Cybercrime is now a trillion-dollar cost to the global economy, according to a new report from cybersecurity firm McAfee.
The Hidden Costs of Cybercrime report states that costs have risen (opens in new tab)50 percent, compared to 2018 when they were estimated at $600 billion. Further, many of the impacts of cybercrime, albeit significant, remain unseen.
Losing money and intellectual property remain the biggest threats and are among the most damaging effects of a cyberattack, but the report argues that company performance, which suffers significantly as a result, is one of the most overlooked costs of a breach.
System downtime, for example, is a common occurrence for affected businesses, with the average cost to organizations from their longest amount of downtime in 2019 sitting at $762,231. More than a third (35 percent) of survey respondents stated IT security incident resulting in system downtime cost them between $100,000 and $500,000.
Reduced efficiency is also an important factor, the report further states, claiming that businesses lose up to nine hours a week because of disruptions.

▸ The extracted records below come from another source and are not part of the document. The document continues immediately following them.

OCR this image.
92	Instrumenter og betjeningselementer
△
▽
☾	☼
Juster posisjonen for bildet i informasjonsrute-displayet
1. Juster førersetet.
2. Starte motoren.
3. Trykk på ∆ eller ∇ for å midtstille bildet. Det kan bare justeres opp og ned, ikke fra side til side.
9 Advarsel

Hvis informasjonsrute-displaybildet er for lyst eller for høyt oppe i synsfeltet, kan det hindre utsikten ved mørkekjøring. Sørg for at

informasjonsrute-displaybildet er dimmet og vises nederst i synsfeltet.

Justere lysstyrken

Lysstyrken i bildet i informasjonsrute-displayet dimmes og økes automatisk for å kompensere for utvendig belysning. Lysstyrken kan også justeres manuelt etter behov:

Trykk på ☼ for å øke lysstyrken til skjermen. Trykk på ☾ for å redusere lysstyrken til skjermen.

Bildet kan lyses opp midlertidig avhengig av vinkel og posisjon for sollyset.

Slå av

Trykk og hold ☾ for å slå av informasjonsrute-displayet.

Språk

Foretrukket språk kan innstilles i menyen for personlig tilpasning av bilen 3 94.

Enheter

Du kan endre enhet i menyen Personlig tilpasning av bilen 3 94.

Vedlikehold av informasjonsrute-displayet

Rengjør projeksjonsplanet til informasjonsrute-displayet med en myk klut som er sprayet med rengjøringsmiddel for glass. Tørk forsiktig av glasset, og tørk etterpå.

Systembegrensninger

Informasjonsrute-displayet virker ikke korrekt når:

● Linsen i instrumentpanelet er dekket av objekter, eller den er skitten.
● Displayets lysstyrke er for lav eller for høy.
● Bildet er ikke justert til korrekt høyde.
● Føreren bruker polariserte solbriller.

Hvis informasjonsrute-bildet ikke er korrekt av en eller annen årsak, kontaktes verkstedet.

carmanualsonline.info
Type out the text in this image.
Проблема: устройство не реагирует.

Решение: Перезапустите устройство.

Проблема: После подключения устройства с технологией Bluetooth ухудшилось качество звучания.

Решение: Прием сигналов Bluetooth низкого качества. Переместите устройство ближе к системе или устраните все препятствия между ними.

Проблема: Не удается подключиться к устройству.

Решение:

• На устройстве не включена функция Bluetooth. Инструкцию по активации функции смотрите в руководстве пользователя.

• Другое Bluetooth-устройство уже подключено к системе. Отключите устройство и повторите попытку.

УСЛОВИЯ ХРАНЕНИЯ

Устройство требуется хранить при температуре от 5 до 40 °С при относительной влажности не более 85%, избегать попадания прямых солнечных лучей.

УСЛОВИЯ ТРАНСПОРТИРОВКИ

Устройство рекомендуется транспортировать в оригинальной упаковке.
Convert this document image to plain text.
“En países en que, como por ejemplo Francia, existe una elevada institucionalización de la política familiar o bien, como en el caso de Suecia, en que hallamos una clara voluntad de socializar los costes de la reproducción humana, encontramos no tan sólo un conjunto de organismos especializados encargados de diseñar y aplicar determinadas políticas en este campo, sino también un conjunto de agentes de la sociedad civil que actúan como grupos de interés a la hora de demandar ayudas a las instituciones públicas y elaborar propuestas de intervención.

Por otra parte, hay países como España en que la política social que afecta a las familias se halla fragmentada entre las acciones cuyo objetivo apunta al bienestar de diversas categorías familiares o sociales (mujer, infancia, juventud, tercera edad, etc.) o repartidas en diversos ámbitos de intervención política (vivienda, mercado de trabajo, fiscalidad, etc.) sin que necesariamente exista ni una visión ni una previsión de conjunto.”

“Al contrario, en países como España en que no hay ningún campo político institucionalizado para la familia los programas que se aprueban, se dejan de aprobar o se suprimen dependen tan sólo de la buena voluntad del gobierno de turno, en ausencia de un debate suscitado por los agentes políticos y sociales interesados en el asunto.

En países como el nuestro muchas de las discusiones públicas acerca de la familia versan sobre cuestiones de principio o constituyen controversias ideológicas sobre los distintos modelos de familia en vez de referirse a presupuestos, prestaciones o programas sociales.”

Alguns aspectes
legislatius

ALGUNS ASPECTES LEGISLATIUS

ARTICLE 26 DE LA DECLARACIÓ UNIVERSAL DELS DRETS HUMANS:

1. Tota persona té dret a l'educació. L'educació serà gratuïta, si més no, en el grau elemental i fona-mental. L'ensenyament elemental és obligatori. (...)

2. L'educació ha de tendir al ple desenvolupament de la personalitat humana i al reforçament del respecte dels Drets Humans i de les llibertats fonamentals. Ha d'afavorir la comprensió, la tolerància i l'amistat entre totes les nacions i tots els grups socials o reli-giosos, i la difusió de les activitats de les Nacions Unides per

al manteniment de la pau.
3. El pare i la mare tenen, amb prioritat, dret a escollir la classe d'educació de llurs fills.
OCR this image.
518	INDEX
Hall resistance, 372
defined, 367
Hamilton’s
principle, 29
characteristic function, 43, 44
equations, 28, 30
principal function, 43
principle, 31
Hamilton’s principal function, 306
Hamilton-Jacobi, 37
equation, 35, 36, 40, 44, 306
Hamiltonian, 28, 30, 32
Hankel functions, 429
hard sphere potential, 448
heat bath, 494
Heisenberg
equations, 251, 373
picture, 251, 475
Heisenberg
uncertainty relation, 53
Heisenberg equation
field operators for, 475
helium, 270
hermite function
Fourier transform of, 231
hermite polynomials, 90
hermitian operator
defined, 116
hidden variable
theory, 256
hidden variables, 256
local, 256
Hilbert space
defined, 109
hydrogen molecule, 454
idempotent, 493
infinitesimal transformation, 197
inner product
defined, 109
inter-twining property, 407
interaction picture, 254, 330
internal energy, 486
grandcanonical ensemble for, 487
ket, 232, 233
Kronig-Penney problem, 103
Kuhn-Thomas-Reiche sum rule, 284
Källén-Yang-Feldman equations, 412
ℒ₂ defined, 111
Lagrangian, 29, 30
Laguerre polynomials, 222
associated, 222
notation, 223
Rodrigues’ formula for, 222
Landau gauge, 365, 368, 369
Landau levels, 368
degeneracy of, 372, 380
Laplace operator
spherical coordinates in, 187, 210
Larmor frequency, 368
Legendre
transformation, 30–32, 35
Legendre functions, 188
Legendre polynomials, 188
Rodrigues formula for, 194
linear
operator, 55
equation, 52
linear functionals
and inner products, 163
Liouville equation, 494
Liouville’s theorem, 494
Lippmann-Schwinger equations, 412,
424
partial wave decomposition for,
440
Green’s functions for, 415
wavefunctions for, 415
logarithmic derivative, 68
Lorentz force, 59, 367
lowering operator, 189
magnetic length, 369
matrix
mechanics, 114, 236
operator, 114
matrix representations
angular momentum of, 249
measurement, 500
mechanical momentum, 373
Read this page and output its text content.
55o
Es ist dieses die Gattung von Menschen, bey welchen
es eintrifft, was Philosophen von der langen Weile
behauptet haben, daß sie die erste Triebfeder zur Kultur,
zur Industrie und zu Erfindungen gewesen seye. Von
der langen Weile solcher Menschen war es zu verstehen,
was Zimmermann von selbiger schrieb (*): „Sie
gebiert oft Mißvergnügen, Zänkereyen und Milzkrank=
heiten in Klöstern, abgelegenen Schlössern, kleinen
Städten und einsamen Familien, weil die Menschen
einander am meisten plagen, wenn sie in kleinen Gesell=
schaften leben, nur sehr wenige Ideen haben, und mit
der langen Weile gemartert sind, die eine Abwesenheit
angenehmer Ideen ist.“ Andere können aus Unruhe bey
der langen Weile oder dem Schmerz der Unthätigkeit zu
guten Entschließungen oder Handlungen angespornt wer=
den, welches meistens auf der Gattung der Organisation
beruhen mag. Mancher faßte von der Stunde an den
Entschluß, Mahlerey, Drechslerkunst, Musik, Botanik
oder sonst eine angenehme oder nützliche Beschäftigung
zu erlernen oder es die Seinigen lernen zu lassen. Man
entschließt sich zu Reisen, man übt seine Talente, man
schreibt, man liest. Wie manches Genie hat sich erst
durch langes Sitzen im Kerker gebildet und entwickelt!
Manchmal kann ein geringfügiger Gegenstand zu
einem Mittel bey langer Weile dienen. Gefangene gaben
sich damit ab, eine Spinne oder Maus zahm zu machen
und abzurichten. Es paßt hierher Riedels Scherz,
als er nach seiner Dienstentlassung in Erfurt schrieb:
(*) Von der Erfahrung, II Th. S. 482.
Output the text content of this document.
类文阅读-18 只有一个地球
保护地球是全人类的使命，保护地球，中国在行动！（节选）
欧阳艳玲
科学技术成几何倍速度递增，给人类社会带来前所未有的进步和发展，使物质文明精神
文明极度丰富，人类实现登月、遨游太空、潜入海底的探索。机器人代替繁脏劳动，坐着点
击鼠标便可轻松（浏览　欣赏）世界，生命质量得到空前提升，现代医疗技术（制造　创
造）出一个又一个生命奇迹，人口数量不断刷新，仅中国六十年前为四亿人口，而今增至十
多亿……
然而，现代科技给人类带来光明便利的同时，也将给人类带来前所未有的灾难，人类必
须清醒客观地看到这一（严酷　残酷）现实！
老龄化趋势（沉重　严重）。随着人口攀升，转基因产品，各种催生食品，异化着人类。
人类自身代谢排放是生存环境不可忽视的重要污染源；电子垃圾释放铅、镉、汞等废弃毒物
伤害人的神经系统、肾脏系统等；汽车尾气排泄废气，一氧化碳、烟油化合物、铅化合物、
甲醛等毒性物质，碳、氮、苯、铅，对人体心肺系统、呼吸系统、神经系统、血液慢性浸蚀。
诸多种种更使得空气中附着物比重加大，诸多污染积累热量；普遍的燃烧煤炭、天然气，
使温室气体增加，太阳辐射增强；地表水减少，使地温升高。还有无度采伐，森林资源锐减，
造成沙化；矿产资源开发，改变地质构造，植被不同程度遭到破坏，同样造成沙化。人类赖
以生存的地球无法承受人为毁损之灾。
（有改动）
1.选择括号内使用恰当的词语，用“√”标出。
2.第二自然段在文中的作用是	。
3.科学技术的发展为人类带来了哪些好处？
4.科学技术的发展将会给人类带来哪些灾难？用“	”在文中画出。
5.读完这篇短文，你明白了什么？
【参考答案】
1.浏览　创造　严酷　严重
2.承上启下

The average interruption to operations was 18 hours, it was found.
There are also costs to responding to, and reporting, an incident (opens in new tab). On average, it takes businesses 19 hours to move from discovery to remediation.
And finally, there is brand and reputational damage that is quite difficulty to quantify. Businesses have had to work with outside consultancies to mitigate brand damage, and hire new employees to prevent such occurrences in the future - all of which adds up.
“The severity and frequency of cyberattacks on businesses continues to rise as techniques evolve, new technologies broaden the threat surface, and the nature of work expands into home and remote environments,” said Steve Grobman, SVP and CTO at McAfee.
“While industry and government are aware of the financial and national security implications of cyber-attacks, unplanned downtime, the cost of investigating breaches and disruption to productivity represent less appreciated high impact costs. We need a greater understanding of the comprehensive impact of cyber risk and effective plans in place to respond and prevent cyber incidents given the 100s of billions of dollars of global financial impact.”